ALLURING Influencer

    ALLURING Influencer

    Your hard-ass boyfriend is actually a softie

    ALLURING Influencer
    c.ai

    Kade Verrick lounged low in the driver’s seat of his custom 2025 Aston Martin Vantage V12, the soft, predatory rumble of the engine barely a whisper beneath the pulse of the city around him. Matte black paint devoured the neon lights that spilled across the parking lot, drinking in the colors like ink, while sharp chrome accents caught and fractured them — little knives of color slashing across the car’s body with every shift of passing headlights.

    The Vantage wasn’t just a car — it was an extension of him. Aggressive. Beautiful. Dangerous. Even the interior had been customized to match his world: the seats were wrapped in distressed black leather, stitched with blood-red thread and studded with small silver rivets along the seams. The dashboard was littered with personal touches — faded stickers of dead punk bands, a couple of safety pins stabbed through the edge of the sun visor, a pair of heavy, black-rimmed sunglasses abandoned carelessly in the center console. The scent of rich leather mixed with the faint, lingering bite of cigarette smoke, grounding him in a place that felt more like home than anywhere else ever had.

    He exhaled slowly, smoke curling from between his lips as he tapped the ash from his cigarette into the brushed-steel ashtray without looking. His fingers — heavy with Chrome Hearts rings — drummed out an uneven rhythm against the steering wheel, each tap betraying the restlessness coiling hot and tight in his veins.

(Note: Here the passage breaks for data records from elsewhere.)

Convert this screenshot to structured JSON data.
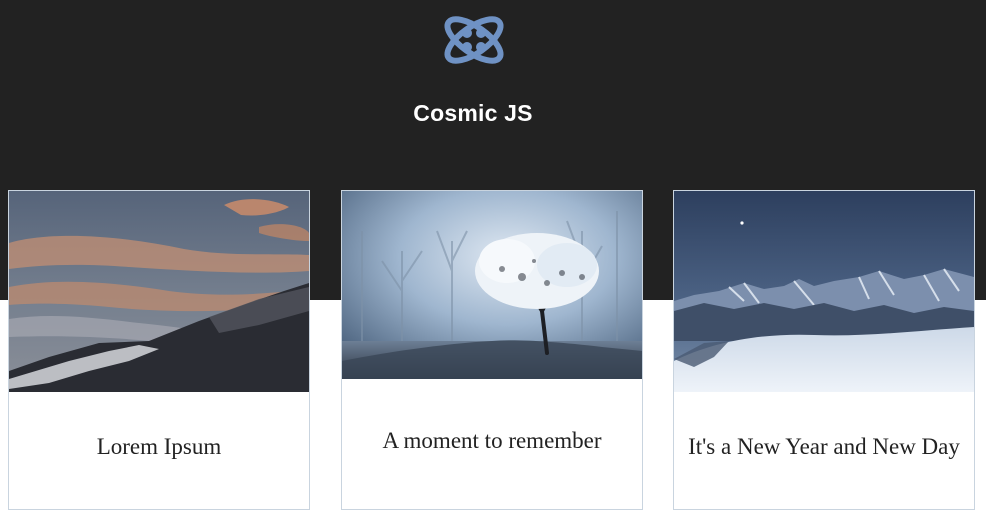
{
  "header": {
    "brand": "Cosmic JS",
    "logo_icon": "cosmic-atom-logo",
    "accent_color": "#6f92c4",
    "background_color": "#222222"
  },
  "cards": [
    {
      "title": "Lorem Ipsum",
      "image": "mountain-sunset-image"
    },
    {
      "title": "A moment to remember",
      "image": "frosted-tree-fog-image"
    },
    {
      "title": "It's a New Year and New Day",
      "image": "snowy-mountain-range-image"
    }
  ]
}
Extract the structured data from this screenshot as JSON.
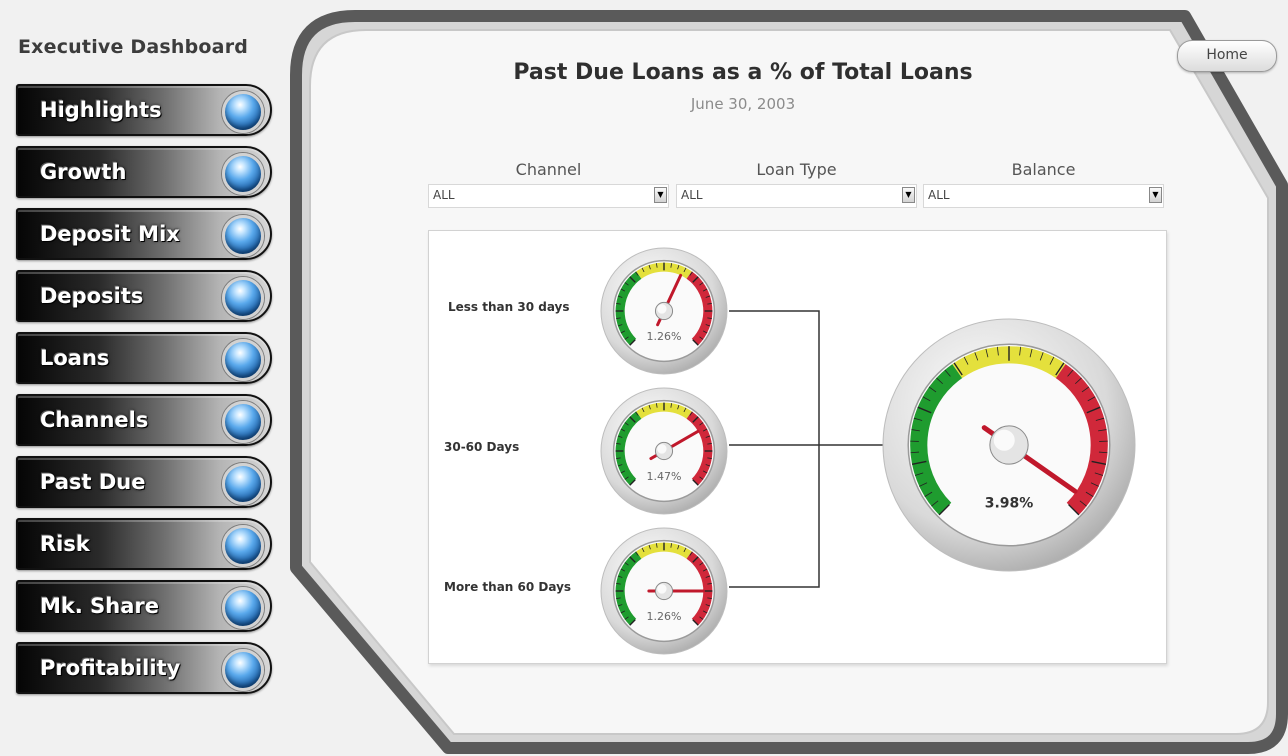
{
  "app": {
    "title": "Executive Dashboard"
  },
  "nav": {
    "items": [
      {
        "label": "Highlights"
      },
      {
        "label": "Growth"
      },
      {
        "label": "Deposit Mix"
      },
      {
        "label": "Deposits"
      },
      {
        "label": "Loans"
      },
      {
        "label": "Channels"
      },
      {
        "label": "Past Due"
      },
      {
        "label": "Risk"
      },
      {
        "label": "Mk. Share"
      },
      {
        "label": "Profitability"
      }
    ]
  },
  "header": {
    "home_label": "Home",
    "title": "Past Due Loans as a % of Total Loans",
    "subtitle": "June 30, 2003"
  },
  "filters": [
    {
      "label": "Channel",
      "value": "ALL"
    },
    {
      "label": "Loan Type",
      "value": "ALL"
    },
    {
      "label": "Balance",
      "value": "ALL"
    }
  ],
  "gauges": {
    "small": [
      {
        "label": "Less than 30 days",
        "value_text": "1.26%",
        "needle_deg": 25
      },
      {
        "label": "30-60 Days",
        "value_text": "1.47%",
        "needle_deg": 60
      },
      {
        "label": "More than 60 Days",
        "value_text": "1.26%",
        "needle_deg": 90
      }
    ],
    "total": {
      "value_text": "3.98%",
      "needle_deg": 125
    }
  },
  "colors": {
    "gauge_green": "#1f9c2f",
    "gauge_yellow": "#e4e03c",
    "gauge_red": "#d0283a",
    "needle": "#c0182b",
    "nav_orb": "#3a8ad8",
    "frame_dark": "#4a4a4a"
  }
}
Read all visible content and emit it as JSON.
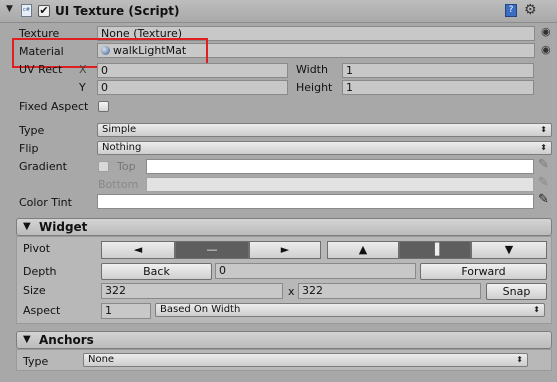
{
  "component": {
    "title": "UI Texture (Script)",
    "enabled": true,
    "icons": [
      "foldout-arrow-icon",
      "script-icon",
      "enable-checkbox",
      "help-icon",
      "settings-icon"
    ]
  },
  "texture": {
    "label": "Texture",
    "value": "None (Texture)"
  },
  "material": {
    "label": "Material",
    "value": "walkLightMat"
  },
  "uv_rect": {
    "label": "UV Rect",
    "x_label": "X",
    "x": "0",
    "y_label": "Y",
    "y": "0",
    "width_label": "Width",
    "width": "1",
    "height_label": "Height",
    "height": "1"
  },
  "fixed_aspect": {
    "label": "Fixed Aspect",
    "checked": false
  },
  "type": {
    "label": "Type",
    "value": "Simple"
  },
  "flip": {
    "label": "Flip",
    "value": "Nothing"
  },
  "gradient": {
    "label": "Gradient",
    "top_label": "Top",
    "bottom_label": "Bottom",
    "enabled": false
  },
  "color_tint": {
    "label": "Color Tint",
    "color": "#ffffff"
  },
  "widget": {
    "title": "Widget",
    "pivot_label": "Pivot",
    "pivot_h_left": "◄",
    "pivot_h_center": "—",
    "pivot_h_right": "►",
    "pivot_v_top": "▲",
    "pivot_v_middle": "▐",
    "pivot_v_bottom": "▼",
    "depth_label": "Depth",
    "back_label": "Back",
    "depth_value": "0",
    "forward_label": "Forward",
    "size_label": "Size",
    "size_w": "322",
    "size_x": "x",
    "size_h": "322",
    "snap_label": "Snap",
    "aspect_label": "Aspect",
    "aspect_value": "1",
    "aspect_mode": "Based On Width"
  },
  "anchors": {
    "title": "Anchors",
    "type_label": "Type",
    "type_value": "None"
  },
  "highlight_color": "#e02020"
}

    In the faint reflection of the rearview mirror, Kade caught a glimpse of himself: shaggy black hair falling into sharp blue eyes, the messy mullet framing his face in a way that looked just a little too feral to be safe. His glasses — thin, rectangular, stark black frames — sat low on his nose, a reluctant surrender to the growing headache building behind his eyes from too much screen time and not enough sleep.

    The stereo played something grimy and raw — an old punk demo almost no one had ever heard of, the bassline thudding low enough to vibrate through the bones of the car without shaking the windows. He didn’t bother turning it down. The sound, the low thrum of the engine, the heat pressing up from the floorboards — it was all a kind of cocoon, holding the restless, biting parts of him in check.

    Chains hung from the rearview mirror, clinking softly with each breath of wind sneaking in through the cracked window. His boots — steel-toed and scuffed — tapped impatiently against the pedals in rhythm with the music, while the heavy, layered jewelry around his wrists and neck caught the scattered light and threw it back in sharp, glinting flashes.

    Kade rolled the cigarette between his fingers absently, the habit more muscle memory than need, his mind nowhere near the parking lot he waited in.

    No — all his focus was locked on the growing anticipation that gnawed at him, sharp and hungry. Every second that ticked by tightened something inside him, wound it up like a spring ready to snap the second he saw her. His foot tapped faster. His fingers flexed against the wheel. His heart kicked harder inside his chest, traitorous in its eagerness.

    The Vantage’s tinted windows shielded him from curious glances, but even if someone had gotten a good look at him — sprawled back in the driver's seat, cigarette burning low between silver-clad fingers, chains catching light, boots kicked out wide — they would’ve thought he looked like he didn’t have a care in the world.

    It was a lie.

    Inside, Kade Verrick was a live wire, crackling with a desperate, impatient need he didn’t know how to hide anymore — not when it came to her.

    The city lights shifted again, rippling across the windshield like water, and Kade’s blue eyes narrowed, scanning the sidewalk, the door, the shadows.

    Waiting.

    Always fucking waiting — but for her, he would wait forever if he had to.

    He adjusted his jacket — a heavy, oversized vintage leather thing covered in patches, the metal zipper clinking as he shifted — and leaned his head back against the seat, letting the smoke curl up toward the car’s ceiling like a silent prayer.